I think after the events of this weekend, the only redemptive thing this country has done since voting to leave the EU (an organisation we were ill suited for membership of), was to crush Jeremy Corbyn’s Labour. When I see how he and those who supported him excuse or glorify in the murders and abductions of civilians, I think we dodged a bomb, rather than a bullet.

Alphonse Pfarti
Alphonse Pfarti
11 months ago
Reply to  Martin Butler

Even after a fall in the share of the vote in 2019, Tory vote in Scotland was 25%. Hardly ‘vanishingly small’ is it?

Walter Marvell
Walter Marvell
11 months ago
Reply to  Martin Butler

The question is how many millions will be won over by the Ersatz Iron Lady Rachel and her speech today.
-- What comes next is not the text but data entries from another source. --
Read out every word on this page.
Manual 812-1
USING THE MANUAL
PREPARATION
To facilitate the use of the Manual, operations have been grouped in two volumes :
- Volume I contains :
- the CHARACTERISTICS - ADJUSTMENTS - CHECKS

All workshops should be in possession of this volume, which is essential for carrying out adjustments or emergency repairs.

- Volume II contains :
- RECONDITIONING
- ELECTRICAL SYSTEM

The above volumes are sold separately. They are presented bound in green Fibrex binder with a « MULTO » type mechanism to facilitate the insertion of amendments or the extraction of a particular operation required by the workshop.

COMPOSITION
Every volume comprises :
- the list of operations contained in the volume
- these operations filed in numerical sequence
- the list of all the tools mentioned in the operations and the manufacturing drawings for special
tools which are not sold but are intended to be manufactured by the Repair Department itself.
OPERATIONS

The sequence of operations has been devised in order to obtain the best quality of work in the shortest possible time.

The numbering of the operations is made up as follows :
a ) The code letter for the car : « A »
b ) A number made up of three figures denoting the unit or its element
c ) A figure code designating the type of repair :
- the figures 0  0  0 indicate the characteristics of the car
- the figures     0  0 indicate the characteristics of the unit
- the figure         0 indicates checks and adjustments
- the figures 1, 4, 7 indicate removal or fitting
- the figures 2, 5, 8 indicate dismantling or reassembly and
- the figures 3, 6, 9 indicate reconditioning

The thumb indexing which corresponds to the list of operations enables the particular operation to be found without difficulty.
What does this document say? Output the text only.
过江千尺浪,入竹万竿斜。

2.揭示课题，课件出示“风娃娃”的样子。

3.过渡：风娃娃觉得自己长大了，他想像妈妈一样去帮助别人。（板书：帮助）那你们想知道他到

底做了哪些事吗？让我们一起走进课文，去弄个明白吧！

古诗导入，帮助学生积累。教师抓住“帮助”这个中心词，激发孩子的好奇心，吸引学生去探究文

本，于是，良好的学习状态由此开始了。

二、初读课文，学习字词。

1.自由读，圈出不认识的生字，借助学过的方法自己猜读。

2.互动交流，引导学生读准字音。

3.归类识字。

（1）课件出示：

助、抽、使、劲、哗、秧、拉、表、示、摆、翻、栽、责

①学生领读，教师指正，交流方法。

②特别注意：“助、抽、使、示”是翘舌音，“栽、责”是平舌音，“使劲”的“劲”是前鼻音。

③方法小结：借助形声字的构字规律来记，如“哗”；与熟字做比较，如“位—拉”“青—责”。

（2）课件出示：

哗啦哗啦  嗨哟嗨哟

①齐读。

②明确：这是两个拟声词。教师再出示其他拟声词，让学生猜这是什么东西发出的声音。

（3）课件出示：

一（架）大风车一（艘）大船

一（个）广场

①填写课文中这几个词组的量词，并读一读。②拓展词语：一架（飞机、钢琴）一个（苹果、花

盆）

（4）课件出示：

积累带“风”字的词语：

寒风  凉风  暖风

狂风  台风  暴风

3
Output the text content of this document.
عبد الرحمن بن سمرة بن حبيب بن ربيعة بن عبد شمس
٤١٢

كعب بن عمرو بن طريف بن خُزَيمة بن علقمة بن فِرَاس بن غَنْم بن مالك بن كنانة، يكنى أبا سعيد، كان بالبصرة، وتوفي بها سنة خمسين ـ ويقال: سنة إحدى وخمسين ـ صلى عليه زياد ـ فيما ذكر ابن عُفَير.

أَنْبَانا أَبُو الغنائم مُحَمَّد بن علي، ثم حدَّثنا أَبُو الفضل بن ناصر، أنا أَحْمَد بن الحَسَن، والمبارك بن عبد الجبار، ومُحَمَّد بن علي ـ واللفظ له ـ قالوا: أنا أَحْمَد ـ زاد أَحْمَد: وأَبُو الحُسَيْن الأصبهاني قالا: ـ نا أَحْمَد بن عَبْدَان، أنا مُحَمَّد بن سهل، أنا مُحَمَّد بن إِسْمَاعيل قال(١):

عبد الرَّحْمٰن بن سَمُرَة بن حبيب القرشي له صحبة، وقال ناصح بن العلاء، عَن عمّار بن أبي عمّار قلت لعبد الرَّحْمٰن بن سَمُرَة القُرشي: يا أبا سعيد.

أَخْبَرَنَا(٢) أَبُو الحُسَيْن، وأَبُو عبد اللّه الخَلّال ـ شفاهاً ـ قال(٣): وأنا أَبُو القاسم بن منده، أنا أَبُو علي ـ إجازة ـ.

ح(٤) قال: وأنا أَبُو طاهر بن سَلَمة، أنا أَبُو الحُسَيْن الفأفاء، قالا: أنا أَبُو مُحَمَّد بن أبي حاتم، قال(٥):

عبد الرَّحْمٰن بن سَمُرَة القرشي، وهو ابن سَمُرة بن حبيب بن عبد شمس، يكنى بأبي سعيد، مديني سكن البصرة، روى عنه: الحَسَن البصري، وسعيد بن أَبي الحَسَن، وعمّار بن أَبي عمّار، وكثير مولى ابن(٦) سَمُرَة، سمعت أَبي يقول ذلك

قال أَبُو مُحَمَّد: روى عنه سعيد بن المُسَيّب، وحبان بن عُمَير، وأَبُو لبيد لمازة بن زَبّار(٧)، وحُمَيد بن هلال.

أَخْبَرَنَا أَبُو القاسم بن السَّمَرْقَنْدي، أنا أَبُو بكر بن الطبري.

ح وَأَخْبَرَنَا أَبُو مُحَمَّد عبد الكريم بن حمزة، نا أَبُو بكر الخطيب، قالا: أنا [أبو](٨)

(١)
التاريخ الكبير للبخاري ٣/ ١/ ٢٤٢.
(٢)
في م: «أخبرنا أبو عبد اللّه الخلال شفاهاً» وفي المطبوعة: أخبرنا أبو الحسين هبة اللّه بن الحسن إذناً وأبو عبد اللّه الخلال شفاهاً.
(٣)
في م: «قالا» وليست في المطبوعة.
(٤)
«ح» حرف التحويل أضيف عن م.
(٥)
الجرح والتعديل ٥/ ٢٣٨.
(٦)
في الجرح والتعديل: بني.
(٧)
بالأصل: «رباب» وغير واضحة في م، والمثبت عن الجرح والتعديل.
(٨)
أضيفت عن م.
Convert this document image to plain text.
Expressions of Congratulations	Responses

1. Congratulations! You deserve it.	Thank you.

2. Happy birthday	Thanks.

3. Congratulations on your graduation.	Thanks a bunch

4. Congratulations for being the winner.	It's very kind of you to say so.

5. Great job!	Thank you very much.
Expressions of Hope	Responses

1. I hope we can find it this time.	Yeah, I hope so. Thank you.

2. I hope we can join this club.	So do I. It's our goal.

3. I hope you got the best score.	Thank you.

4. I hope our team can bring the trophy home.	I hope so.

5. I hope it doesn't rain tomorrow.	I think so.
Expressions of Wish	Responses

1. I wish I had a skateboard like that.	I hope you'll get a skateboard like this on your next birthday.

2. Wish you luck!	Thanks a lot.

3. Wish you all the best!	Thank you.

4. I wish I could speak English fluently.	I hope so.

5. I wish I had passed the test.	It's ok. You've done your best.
Slick and commanding at first look. But actually a deeply contradictory almost crazy Eton Mess – lots of tory soundbite and sugary icky leftie instinct. So Labour want to unlock 50bn… from private sector! Capitalists are now their chosen engine of growth. But hang on – Ed’s Net Zero is a degrowth strategy! Factories are nasty stinky things. Will she really overturn all the EU friendly regulations & laws that have crushed growth for 2 decades? Didnt Labour just vote in Lords to back the crazed Development Nutrient Laws? How can she engineer a boom in housebuilding to a target of 70%,? I am not sure a bigger minimum wage, more equality acts (i.e more Birminghams), Red Angela giving our nasty striking unions yet more powers to strike, the huge cheers given to attacks on the Overseas Rich, Non Doms and private schools will convince investors that her party is truly committed to wealth creation and the massive de-regulation and scaling back of the State required.